Showing posts with label Ikea. Show all posts
Showing posts with label Ikea. Show all posts

Monday, February 25, 2008

Everyone's a critic

Wow. This past weekend, I got the first two reviews of my book, "The Lyncher in Me." What a strange experience, to read what complete, unbiased critics think of one's work. I have to keep in mind that these reviewers read a ton of books, they don't have to write a full article on my book, and the fact that they chose to--and had so many complimentary things to say ("hauntingly beautiful", "riveting", "unflinching") is quite amazing. Even those few areas in which one writer was more critical were okay. It took me some time to be settled with it, but I understand it's one person's opinion, and one person might value what another person finds unnecessary. It's good. Really! And the great thing is, the review is all over the country, so I can't argue with that.

Back on the homefront: We're mired in a kitchen remodel, in limbo. Our carpenter was gone for a week on vacation, leaving us with a sink and a stove and not much else. I keep thinking back to an older "Amazing Race" episode in which the contestants were to put together a desk from Ikea. After a dozen cabinets, I could do it blindfolded, drunk on a shrimp boat during a hurricane.

Wednesday, November 21, 2007

Warming up to the Cold

It seems like I can't get warm lately. We're beginning a remodel of our kitchen; the work's been going on endlessly and we've not even started the kitchen, yet. The mudroom is now (almost) the pantry, a door removed and outside leading doors nearly all glass. Maybe it's psychological, but with the open space I feel constantly chilled. My sons huddle up to the wood burning stove (in their thin shortsleeves as I nag them to put on sweaters) and I find myself jamming log after log into the stove's open mouth.

In our living room is a mountain of Ikea boxes, kitchen cabinets waiting for me to piece together. I imagine that hell might be like that. I think that if there is such a place, the cruelest punishment will be an eternity doing that very thing that in life caused you to break out in a sweat and become anxious, snapping at loved ones and strangers equally. For me, it would be sorting dozens of boxes by code, unwrapping and trying to find a place for the sheets of styrofoam (and feeling horribly guilty about the waste), crawling around on my hands and knees as tiny metal fasteners dig themselves into my kneecaps, being buried under giant rectangles of discarded cardboard.
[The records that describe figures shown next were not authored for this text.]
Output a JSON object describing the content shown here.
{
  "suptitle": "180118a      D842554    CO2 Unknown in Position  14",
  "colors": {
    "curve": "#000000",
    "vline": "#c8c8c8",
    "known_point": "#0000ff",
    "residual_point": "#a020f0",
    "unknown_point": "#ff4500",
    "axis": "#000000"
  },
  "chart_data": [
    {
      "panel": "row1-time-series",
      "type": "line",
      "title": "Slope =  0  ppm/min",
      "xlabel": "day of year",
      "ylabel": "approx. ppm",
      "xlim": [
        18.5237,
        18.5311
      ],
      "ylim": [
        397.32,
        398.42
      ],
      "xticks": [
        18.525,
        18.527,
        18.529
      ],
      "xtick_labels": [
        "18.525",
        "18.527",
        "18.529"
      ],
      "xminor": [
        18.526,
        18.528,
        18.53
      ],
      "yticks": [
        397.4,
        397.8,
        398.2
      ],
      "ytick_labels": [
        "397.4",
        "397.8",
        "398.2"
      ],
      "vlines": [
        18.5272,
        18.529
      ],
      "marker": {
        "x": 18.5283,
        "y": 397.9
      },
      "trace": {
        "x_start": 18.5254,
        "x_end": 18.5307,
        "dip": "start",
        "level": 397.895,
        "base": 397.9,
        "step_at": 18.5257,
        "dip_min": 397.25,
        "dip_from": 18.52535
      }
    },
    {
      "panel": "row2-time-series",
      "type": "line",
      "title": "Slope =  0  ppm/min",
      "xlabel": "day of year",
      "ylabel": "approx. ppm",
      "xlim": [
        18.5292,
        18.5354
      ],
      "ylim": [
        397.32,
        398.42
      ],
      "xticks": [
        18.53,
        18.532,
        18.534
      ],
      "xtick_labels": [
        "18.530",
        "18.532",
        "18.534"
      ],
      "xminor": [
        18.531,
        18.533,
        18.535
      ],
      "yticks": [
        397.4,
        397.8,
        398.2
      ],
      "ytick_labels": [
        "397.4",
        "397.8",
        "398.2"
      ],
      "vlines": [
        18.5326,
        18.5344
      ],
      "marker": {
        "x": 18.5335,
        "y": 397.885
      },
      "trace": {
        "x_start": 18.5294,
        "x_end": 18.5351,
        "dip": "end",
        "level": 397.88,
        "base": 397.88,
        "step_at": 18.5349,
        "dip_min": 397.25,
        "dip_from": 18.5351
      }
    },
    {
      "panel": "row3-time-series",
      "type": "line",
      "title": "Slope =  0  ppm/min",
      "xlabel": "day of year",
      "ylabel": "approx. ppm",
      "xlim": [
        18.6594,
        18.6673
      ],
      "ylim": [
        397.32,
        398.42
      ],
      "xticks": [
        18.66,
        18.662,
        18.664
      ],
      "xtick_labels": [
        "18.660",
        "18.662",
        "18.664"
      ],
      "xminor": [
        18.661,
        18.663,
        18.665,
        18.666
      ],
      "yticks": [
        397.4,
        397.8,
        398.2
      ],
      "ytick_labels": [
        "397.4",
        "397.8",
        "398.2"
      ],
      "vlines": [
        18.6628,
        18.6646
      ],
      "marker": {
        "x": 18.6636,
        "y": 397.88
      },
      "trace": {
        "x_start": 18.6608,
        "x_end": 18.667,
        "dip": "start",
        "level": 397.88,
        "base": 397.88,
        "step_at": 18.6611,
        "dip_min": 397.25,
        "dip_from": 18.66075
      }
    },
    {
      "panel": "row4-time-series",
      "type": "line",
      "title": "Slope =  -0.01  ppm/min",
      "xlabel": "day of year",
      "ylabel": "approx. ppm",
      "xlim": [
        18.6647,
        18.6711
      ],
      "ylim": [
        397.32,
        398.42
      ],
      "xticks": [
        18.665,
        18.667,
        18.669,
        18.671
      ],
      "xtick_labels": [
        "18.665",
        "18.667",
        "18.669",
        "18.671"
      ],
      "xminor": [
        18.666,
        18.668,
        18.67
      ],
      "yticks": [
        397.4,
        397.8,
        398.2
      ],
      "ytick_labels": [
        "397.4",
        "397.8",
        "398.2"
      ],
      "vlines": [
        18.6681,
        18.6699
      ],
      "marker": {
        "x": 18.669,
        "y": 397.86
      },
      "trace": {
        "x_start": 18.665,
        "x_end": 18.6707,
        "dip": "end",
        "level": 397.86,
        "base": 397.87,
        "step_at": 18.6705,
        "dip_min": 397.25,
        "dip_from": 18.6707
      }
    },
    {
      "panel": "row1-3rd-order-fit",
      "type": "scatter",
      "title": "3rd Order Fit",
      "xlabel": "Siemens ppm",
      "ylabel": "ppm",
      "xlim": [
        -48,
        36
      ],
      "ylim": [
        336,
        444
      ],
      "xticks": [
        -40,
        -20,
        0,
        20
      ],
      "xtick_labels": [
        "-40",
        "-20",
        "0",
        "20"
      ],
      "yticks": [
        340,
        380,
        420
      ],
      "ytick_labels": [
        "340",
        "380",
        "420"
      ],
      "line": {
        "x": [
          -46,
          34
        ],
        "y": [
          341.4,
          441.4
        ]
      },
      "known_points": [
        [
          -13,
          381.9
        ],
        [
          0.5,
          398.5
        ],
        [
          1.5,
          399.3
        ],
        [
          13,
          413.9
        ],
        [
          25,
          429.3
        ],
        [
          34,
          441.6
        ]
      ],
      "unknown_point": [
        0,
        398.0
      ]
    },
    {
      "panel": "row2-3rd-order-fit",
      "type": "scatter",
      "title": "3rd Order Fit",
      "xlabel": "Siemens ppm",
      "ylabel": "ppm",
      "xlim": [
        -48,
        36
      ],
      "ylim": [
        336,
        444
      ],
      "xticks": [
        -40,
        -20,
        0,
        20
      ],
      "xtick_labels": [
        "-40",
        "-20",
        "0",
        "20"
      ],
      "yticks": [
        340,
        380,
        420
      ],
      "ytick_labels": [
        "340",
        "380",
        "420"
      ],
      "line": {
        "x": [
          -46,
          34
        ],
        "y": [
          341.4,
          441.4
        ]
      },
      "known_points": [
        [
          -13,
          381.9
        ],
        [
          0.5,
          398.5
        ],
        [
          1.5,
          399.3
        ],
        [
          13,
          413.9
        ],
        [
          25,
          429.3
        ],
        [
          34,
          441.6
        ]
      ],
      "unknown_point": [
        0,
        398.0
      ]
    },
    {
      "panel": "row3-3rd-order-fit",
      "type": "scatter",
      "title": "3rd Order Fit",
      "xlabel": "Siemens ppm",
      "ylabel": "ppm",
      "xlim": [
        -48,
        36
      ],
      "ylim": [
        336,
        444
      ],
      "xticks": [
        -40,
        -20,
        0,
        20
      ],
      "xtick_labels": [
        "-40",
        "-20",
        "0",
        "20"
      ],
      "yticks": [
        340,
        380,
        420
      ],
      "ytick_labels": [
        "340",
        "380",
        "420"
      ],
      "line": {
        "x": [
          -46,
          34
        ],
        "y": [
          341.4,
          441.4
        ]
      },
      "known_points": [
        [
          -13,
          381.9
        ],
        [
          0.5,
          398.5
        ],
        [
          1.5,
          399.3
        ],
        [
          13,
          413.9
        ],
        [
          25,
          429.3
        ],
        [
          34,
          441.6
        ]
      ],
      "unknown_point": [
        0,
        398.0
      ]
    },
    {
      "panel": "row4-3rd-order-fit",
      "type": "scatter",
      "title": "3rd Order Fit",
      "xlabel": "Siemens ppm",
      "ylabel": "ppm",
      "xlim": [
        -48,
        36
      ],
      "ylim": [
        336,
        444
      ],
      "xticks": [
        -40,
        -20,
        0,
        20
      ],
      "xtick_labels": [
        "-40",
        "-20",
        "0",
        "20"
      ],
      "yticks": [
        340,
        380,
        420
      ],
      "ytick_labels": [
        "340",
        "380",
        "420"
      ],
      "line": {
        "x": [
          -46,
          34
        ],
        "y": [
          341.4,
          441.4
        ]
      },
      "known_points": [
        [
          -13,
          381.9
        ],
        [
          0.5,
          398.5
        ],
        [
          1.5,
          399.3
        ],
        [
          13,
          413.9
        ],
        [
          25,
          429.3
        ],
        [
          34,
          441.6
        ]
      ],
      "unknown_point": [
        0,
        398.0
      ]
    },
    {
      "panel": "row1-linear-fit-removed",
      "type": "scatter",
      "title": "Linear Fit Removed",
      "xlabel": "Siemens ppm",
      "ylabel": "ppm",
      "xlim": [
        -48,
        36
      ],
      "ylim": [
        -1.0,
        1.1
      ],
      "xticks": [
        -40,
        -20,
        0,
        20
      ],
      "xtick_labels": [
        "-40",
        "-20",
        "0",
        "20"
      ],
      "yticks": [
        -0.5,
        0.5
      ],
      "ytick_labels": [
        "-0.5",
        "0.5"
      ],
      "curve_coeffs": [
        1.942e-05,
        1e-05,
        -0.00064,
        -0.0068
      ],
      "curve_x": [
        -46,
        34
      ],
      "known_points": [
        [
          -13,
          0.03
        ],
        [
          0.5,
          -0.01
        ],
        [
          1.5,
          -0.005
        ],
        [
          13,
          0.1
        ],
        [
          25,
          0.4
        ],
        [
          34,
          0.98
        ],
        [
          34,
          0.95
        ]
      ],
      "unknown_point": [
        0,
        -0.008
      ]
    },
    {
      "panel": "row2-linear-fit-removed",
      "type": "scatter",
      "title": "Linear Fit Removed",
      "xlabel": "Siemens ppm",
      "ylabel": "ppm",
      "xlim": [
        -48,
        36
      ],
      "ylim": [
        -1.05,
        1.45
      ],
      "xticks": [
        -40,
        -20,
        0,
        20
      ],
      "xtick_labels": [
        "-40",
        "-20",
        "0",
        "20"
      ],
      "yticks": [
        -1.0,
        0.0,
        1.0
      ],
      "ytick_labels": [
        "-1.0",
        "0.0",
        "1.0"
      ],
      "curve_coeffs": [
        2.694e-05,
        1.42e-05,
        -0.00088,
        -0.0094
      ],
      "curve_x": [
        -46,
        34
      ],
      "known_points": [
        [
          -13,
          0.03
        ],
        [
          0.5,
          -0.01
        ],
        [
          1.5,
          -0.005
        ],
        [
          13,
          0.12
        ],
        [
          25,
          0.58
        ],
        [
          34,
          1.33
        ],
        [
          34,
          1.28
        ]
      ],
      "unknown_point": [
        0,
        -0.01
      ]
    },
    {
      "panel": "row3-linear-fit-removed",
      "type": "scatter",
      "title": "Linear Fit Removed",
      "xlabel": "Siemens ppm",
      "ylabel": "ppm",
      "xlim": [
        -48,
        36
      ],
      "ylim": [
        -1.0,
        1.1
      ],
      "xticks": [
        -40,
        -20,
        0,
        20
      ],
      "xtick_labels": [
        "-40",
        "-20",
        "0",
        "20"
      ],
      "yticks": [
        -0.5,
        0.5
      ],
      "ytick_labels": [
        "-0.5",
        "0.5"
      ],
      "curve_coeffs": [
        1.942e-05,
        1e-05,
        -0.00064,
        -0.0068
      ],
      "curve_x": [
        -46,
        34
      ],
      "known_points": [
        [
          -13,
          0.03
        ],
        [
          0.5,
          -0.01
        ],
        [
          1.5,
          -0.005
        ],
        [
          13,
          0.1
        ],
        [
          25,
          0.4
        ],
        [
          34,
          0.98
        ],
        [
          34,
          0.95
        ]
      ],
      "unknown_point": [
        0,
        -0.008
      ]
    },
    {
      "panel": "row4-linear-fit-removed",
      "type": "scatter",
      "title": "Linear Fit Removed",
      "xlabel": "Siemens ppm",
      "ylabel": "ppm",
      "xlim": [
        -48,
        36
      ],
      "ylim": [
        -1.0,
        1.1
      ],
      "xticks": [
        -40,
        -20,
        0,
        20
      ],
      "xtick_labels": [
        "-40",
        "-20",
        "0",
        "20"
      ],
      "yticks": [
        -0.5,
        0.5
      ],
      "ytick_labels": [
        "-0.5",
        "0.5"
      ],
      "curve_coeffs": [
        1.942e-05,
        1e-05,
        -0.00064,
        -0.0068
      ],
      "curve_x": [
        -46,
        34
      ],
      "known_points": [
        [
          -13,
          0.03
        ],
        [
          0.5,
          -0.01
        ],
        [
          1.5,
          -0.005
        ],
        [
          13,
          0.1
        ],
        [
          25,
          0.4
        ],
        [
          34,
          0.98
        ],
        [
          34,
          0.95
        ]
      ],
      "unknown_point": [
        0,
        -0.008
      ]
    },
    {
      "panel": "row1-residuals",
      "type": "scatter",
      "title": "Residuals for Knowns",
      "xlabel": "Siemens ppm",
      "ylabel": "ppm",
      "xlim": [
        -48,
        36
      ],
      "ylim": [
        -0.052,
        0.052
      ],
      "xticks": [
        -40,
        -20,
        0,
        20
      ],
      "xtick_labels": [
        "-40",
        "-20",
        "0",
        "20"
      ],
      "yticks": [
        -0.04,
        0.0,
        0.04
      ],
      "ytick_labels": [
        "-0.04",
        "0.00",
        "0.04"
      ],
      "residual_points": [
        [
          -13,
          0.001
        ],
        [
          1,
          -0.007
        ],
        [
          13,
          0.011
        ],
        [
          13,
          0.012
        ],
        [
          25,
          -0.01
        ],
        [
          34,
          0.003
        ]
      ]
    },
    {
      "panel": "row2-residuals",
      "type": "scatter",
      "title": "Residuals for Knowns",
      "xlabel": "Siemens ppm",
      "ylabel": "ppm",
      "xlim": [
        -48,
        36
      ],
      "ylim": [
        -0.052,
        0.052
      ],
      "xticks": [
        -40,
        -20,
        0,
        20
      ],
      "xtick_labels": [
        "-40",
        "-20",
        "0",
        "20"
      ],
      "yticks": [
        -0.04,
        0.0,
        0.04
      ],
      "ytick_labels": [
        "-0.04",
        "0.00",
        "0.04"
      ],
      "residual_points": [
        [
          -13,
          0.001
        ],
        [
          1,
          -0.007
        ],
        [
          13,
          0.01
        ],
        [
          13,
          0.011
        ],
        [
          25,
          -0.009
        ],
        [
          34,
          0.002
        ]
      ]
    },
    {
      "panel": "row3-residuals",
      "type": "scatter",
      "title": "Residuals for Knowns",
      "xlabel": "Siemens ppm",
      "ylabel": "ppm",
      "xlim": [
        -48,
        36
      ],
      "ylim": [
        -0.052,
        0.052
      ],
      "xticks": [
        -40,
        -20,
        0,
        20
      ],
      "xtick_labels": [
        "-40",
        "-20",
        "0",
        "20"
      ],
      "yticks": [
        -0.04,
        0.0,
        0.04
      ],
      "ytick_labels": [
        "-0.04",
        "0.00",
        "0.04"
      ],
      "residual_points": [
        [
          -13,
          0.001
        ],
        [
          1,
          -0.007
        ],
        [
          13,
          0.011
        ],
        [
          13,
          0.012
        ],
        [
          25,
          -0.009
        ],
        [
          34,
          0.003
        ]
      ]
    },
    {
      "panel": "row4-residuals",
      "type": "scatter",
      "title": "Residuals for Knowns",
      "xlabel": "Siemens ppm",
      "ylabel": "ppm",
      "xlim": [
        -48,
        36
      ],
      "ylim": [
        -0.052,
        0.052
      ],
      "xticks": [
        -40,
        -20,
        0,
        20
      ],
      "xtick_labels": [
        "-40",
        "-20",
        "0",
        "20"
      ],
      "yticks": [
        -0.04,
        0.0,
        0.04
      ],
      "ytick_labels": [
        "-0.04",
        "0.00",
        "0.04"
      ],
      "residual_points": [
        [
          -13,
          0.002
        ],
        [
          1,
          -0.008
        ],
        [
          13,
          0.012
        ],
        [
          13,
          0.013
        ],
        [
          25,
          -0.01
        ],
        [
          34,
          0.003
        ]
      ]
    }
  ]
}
My son caught me in the walkway at school today, proudly showing me a tower of river rock he'd made in the garden bed. Someone had dropped off a large pile of smooth, gray stones and several students had taken to making a zen garden of sorts from them. I'll miss that in another year, seeing my son each day, his beaming face as he moves from classroom to classroom, his joyful play on the big toy as he calls out to me by my teacher name. I hope he remembers those moments when he's my age and that when he does, he smiles.